Doch sollten Kipping und Riexinger weiter für den innerparteilichen Zusammenhalt sorgen, dürfte aus dieser Hoffnung der SPD-Führung nichts werden. Glaubt man den jüngsten Umfragen, erhält »Die Linke« auch bei den Wählern und Wählerinnen bundesweit wieder etwas mehr Zuspruch. In der jüngsten Erhebung von Forsa kam die Linkspartei auf acht Prozent – so viel Zustimmung hatte sie unter ihren neuen Vorsitzenden noch nie, zuletzt erreichte sie einen solchen Wert im Mai. Zudem würde »Die Linke« damit vor der FDP, die in Umfragen derzeit bei fünf Prozent liegt, und sogar vor der Piratenpartei rangieren, die mit sieben Prozent ihren niedrigsten Wert seit März verbuchte. Kein einziges der großen Meinungsforschungsinstitute sieht die Linkspartei derzeit unter sechs Prozent.

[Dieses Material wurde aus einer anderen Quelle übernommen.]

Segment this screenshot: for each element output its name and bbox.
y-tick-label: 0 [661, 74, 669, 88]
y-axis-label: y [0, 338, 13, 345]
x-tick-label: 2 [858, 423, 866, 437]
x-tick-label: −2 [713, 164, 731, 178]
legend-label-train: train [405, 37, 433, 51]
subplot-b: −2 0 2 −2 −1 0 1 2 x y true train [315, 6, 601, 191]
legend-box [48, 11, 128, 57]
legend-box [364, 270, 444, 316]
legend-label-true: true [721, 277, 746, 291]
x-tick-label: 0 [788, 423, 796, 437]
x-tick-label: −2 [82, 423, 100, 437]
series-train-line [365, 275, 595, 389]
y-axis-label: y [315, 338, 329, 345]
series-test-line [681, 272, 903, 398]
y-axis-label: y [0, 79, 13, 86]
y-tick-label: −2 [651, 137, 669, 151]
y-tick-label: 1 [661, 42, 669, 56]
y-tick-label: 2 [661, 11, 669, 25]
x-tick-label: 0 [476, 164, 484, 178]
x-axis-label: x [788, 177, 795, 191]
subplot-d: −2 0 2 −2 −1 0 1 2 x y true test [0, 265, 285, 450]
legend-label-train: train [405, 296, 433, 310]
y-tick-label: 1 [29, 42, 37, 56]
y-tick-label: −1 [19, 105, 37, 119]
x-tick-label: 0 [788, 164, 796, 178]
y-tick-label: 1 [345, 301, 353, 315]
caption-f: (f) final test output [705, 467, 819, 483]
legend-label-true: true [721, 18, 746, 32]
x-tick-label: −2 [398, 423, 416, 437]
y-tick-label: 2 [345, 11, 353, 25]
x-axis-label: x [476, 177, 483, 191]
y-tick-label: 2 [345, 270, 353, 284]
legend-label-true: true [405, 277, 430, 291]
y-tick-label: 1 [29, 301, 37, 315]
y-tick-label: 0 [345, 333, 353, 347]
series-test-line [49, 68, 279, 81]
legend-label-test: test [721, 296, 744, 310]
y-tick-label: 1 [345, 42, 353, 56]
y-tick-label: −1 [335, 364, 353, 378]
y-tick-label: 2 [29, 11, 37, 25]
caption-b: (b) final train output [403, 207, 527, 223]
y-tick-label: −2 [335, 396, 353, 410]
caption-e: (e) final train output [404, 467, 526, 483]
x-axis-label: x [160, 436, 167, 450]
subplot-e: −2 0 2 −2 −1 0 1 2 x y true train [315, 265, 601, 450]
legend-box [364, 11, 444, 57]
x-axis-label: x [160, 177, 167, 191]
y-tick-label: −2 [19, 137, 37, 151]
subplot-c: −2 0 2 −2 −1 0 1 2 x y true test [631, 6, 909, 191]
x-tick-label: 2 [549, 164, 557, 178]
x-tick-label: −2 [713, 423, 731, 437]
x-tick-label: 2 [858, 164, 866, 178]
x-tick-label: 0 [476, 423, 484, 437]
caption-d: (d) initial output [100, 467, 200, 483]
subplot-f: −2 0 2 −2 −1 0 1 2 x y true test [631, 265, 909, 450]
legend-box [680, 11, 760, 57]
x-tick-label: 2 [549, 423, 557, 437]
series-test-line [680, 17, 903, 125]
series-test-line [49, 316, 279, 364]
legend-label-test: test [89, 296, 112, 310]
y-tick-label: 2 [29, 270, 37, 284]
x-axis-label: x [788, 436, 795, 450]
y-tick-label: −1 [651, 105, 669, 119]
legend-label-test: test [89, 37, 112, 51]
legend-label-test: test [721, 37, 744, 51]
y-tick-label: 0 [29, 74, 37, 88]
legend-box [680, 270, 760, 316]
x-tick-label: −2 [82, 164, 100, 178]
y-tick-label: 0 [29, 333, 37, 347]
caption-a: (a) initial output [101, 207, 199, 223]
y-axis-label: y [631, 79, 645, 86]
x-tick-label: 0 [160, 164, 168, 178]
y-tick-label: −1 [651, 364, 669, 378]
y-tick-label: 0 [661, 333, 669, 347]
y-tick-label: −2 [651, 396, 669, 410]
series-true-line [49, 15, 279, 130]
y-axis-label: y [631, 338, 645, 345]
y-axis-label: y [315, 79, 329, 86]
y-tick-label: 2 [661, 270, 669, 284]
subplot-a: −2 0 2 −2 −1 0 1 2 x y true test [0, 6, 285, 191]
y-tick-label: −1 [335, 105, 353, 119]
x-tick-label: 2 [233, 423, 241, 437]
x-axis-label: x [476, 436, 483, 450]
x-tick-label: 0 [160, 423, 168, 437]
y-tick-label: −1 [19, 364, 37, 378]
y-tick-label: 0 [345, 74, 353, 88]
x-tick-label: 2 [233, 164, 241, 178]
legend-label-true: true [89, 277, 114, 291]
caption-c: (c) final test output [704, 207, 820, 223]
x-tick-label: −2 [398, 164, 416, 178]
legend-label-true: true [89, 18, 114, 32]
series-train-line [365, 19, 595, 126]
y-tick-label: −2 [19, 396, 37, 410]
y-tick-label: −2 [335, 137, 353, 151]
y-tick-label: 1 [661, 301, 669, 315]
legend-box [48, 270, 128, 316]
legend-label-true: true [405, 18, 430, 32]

Noch etwas haben Kipping und Riexinger mit ihrer dialogorientierten Parteiführung ebenfalls erreicht: Die Linkspartei scheint für außerparlamentarisch engagierte Linke wieder attraktiver geworden zu sein. Ende Juni veröffentlichten über ein Dutzend Bewegungslinke, Wissenschaftler, Schriftsteller und Gewerkschafter eine Erklärung. Darin heißt es, die Linkspartei sei zuletzt abgelenkt gewesen »von internen Streitigkeiten, von schlechter und verzerrender Berichterstattung in den Medien, und sie war an vielen Punkten in ihrer Institutionenlogik gefangen«. Doch mit »den neu gewählten Vorsitzenden Katja Kipping und Bernd Riexinger« sehe man nun »eine gute Chance, dass die Linke diese Probleme hinter sich lässt und ihre Funktion der Bündelung von Opposition zu Neoliberalismus und Krisenmanagement und für die Stärkung von ökologischen, demokratischen, antirassistischen und geschlechtergerechten Perspektiven zurückgewinnt«.
Die Unterzeichner der Erklärung, darunter der Schriftsteller und Politologe Raul Zelik, aber auch die ehemalige Mitarbeiterin des Berliner American Jewish Committee, Barbara Fried, begründeten damit ihren Eintritt in die Linkspartei. Lena Kreck, Redakteurin des Magazins Prager Frühling, vertritt in einem in Analyse und Kritik veröffentlichten Kommentar sogar die These, die »radikale Linke« habe »mit dem jüngst gewählten Parteivorstand den besten Ansprechpartner, den (die Partei) die Linke seit ihrer Gründung anbieten kann«.